Museumslabor im Westend

Bewegte Geschichten: Özlem Tetik erzählt Familiengeschichten.

(Foto: Andrea Schlaier)

Wie das aussieht, wird zurzeit im Kulturraum Köşk an der Schrenkstraße 8 vorgelebt. Elf Tage lang haben Stadtmuseum und Stadtarchiv hier das "offene Museumslabor im Westend" eingerichtet. Werktags von 15 bis 19 Uhr sind Menschen, die selbst oder deren Eltern einmal nach München zugewandert sind, aufgerufen, Accessoires ihres Lebens vorbeizubringen: Kleider, Kassetten, Schulhefte, Briefe, eben Erinnerungsgegenstände, mit denen sie eigene Geschichte verbinden, von der sie bei der Gelegenheit dann auch gleich erzählen können.
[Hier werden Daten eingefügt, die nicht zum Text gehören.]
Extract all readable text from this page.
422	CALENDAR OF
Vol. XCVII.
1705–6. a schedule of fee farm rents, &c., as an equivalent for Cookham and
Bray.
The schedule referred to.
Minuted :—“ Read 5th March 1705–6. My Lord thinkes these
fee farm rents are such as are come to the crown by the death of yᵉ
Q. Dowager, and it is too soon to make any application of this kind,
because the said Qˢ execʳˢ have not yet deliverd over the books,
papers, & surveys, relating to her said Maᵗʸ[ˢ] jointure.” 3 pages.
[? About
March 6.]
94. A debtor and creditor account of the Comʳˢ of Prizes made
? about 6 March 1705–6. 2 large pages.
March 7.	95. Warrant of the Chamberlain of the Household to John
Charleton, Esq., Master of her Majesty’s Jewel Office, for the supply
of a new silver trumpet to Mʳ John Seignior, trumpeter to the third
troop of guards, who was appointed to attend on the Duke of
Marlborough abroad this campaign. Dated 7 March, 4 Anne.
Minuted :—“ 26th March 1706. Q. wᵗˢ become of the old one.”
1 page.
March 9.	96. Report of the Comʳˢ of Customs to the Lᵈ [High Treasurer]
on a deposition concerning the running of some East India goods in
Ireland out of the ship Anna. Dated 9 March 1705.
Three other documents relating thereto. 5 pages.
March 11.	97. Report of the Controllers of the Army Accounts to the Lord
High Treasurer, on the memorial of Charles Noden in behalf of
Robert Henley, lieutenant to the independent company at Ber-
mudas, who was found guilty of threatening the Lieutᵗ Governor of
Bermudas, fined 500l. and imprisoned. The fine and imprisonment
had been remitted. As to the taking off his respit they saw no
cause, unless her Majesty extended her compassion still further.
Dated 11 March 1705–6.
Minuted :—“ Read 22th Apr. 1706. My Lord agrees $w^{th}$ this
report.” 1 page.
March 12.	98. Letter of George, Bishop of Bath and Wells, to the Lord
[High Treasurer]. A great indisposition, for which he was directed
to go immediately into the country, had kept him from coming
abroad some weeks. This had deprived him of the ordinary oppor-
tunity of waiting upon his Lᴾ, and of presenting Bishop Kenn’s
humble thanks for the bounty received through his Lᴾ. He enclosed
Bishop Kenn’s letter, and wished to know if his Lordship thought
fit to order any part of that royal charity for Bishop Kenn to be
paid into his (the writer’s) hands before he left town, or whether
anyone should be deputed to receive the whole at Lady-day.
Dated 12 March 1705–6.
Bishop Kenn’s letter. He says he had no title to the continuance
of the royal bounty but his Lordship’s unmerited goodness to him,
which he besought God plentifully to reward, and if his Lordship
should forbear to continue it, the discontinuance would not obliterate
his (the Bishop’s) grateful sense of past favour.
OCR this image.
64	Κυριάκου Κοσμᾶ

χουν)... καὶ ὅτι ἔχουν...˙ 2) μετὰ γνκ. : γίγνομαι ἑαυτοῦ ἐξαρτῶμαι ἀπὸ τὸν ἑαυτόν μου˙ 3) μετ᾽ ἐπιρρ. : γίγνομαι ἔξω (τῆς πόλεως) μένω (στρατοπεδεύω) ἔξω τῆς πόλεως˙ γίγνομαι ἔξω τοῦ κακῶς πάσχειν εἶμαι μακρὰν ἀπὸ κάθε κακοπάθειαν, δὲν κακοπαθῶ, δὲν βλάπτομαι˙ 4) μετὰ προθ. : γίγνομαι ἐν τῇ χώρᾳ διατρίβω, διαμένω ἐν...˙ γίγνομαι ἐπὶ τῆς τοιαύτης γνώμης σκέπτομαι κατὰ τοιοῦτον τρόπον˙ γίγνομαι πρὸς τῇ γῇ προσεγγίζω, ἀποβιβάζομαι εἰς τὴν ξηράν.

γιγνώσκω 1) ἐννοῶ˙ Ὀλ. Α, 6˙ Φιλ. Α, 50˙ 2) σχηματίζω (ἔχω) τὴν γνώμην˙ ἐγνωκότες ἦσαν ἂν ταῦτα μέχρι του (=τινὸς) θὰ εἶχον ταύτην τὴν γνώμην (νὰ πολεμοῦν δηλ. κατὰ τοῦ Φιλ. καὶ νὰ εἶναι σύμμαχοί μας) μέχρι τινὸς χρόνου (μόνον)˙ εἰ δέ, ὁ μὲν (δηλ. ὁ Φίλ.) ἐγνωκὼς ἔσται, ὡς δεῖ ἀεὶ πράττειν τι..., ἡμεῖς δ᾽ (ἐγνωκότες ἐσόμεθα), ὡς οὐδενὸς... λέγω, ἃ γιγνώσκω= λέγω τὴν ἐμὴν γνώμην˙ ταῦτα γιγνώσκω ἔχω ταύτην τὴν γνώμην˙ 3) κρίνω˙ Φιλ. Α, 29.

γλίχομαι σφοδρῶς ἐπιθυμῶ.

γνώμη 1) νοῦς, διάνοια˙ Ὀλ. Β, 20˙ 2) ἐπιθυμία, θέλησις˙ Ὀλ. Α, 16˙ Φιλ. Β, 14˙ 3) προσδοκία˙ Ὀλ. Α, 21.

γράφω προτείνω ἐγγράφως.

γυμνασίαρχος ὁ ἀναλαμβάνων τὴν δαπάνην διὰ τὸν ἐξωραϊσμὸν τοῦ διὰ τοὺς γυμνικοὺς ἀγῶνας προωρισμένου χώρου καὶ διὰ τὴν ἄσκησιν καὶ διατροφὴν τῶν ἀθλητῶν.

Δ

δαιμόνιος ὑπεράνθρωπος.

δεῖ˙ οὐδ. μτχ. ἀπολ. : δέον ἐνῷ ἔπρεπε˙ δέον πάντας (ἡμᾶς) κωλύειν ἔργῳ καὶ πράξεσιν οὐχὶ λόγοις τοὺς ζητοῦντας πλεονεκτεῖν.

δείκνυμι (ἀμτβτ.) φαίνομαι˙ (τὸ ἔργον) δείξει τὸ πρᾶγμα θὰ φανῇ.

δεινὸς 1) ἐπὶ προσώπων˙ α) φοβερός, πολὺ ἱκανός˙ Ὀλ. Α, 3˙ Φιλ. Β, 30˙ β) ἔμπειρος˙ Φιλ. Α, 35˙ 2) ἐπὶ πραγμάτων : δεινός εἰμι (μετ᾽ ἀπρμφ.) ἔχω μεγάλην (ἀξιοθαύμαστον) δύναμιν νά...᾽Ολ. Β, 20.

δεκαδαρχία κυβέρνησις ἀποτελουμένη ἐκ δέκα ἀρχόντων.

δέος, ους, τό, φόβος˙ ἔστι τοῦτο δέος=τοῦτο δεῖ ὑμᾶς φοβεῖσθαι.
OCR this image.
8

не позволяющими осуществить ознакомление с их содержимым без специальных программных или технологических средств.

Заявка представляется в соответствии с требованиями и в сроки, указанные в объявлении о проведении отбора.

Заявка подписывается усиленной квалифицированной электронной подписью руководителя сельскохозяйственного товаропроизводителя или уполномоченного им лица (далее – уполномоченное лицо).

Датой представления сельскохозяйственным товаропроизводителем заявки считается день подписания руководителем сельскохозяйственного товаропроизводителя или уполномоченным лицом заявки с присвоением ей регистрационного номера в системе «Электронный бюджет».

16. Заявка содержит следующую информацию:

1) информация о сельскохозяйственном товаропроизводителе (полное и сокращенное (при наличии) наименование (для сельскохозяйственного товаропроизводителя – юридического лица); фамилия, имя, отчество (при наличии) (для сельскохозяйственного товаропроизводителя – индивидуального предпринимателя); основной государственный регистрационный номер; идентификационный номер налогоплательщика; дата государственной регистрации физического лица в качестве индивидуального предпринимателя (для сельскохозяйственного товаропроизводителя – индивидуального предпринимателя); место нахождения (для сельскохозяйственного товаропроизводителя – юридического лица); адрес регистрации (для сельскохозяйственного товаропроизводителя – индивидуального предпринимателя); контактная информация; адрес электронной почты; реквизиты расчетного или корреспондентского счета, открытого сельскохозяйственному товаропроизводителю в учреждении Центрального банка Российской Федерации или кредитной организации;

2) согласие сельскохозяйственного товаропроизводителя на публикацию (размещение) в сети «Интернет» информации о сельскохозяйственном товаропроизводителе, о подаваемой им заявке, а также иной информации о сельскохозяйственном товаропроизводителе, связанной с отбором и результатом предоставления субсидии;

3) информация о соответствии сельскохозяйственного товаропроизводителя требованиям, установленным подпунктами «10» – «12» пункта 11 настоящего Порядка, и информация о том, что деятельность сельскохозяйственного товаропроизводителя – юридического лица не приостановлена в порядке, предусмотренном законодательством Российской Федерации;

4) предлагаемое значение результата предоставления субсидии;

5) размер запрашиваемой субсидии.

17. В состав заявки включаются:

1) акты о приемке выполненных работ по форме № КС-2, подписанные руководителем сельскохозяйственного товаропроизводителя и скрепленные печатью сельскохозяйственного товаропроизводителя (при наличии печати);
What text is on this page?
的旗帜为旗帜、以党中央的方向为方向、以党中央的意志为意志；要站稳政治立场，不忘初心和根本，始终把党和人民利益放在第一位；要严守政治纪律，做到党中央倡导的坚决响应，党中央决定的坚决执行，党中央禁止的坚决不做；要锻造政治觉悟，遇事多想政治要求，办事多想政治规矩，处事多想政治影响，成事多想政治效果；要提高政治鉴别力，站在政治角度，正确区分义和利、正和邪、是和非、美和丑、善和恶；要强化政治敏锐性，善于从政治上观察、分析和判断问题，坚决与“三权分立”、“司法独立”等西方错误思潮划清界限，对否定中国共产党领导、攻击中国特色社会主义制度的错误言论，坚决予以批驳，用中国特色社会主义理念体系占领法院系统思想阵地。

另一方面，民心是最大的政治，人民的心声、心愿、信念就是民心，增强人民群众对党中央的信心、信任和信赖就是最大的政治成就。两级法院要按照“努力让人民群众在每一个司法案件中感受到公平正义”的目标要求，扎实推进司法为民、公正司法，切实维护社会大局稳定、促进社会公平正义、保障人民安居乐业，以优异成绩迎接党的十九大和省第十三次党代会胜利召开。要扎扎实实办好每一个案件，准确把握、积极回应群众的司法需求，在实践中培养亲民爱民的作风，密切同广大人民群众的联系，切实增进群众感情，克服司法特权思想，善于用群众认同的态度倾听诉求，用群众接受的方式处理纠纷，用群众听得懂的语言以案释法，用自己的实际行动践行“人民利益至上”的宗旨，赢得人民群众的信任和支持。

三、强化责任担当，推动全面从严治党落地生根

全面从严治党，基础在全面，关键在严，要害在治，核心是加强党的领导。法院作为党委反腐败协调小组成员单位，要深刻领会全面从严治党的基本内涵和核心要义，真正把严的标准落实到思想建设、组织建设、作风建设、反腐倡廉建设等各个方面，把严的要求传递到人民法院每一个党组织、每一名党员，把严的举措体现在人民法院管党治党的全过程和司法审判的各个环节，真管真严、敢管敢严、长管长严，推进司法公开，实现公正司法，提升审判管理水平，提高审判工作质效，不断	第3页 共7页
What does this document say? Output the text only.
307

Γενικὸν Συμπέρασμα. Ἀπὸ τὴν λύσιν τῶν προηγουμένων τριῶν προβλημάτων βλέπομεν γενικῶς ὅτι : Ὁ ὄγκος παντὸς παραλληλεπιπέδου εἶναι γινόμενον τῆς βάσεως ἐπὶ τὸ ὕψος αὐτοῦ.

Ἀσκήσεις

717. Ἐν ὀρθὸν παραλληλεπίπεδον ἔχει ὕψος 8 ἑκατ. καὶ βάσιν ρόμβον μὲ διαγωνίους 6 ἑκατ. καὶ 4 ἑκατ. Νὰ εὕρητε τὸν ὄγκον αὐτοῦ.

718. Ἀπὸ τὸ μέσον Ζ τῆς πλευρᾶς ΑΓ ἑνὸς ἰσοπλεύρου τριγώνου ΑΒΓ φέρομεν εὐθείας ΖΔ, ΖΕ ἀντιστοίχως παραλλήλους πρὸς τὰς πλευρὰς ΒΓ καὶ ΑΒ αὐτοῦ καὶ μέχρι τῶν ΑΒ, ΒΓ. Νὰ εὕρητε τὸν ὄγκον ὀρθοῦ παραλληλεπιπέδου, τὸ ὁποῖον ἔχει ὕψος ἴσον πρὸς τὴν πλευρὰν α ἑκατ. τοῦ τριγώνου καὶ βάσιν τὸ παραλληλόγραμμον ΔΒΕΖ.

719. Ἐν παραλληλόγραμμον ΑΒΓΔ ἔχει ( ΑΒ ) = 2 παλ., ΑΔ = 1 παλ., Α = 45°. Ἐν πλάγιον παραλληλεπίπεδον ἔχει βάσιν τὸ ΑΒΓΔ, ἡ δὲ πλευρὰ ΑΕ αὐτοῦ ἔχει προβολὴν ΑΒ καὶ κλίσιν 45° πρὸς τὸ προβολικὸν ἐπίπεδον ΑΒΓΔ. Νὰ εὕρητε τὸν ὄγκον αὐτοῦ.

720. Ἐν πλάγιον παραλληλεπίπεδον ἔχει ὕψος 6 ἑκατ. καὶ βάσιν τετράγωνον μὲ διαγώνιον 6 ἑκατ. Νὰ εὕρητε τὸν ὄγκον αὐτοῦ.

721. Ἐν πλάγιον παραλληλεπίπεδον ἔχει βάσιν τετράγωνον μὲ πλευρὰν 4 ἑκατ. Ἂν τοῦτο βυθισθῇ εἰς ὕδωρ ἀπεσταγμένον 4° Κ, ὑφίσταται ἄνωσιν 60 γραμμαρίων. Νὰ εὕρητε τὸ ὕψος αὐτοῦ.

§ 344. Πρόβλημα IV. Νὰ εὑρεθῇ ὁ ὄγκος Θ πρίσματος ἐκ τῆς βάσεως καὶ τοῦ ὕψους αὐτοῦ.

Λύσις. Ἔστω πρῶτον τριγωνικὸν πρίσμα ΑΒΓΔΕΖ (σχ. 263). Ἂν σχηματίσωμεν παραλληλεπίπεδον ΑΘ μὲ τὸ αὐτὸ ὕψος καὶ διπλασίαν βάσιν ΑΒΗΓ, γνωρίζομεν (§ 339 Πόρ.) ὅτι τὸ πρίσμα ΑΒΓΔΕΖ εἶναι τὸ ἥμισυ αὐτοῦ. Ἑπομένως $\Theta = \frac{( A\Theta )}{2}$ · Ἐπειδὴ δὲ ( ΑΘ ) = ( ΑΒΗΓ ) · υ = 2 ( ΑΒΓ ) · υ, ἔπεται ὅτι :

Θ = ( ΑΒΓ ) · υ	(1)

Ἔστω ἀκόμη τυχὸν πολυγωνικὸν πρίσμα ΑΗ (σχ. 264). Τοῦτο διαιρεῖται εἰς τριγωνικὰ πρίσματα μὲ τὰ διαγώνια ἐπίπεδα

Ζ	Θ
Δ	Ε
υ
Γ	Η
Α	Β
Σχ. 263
An einzelnen Abenden werden die Stücke und Storys öffentlich präsentiert. Am Freitag, 14. Juli, schließlich mündet das gemeinsame Sammeln in eine Ausstellung. Im Herbst wandert diese dann direkt ins Stadtmuseum.

An einem der Präsentationsabende tritt Özlem Tetik vors Publikum. Die ausgebildete Erzählerin öffnet vor aller Ohren noch einmal die Familien-Truhe aus Walnussholz. "Özlem ist eine wichtige Person für das Projekt", sagt Natalie Bayer, "und gehört dem 2012 gegründeten Fachbeirat an, der die Migrationsgeschichte in der Stadt mitgestaltet". Im Publikum sitzt auch Türkán Uçar, im blau-weiß gestreiften Trägerkleid. Die 49-Jährige hat alte türkische Musik-Platten ihrer Eltern in einer der bereit stehenden Vitrinen ausgestellt. "Man hörte sie bei uns immer nur am Wochenende und in Gesellschaft, wir Kinder durften sie nicht anfassen, sie waren unseren Eltern heilig." Wenn der Vater die "Herz-Schmerz-Arabesken" von Orhan Gencebay aufgelegt habe, "mussten wir in unsere Zimmer gehen". Bewegt von Sehnsucht wollte er allein sein.

Museumslabor im Westend

Das Ehepaar Cenk und Türkán Uçar steuert das Deutsch-Türkisch-Lexikon und Platten der Eltern bei.

(Foto: Andrea Schlaier)

Genau solche Geschichten sind es, die Natalie Bayer und Simon Goeke suchen. Sie kümmern sich für das Stadtmuseum um das Projekt "Migration bewegt die Stadt". "Wir könnten auch in Sendling oder dem Hasenbergl mit diesem ersten Schritt beginnen, aber im Westend ist die Migrationsgeschichte noch besonders sichtbar, und außerdem sind noch viele Akteure selbst hier." Außerdem hat Bayer einen engen Kontakt zum Viertel geknüpft, seit sie über die Bedeutung des NSU-Prozesses für München geforscht und in dem Zusammenhang mit der Familie des im Westend aufgewachsenen und ermordeten Theodoros Boulgarides "gearbeitet" hat. Seine Angehörigen haben in der Folge die Lyra des Terror-Opfers dem Stadtmuseum für Ausstellungszwecke überlassen.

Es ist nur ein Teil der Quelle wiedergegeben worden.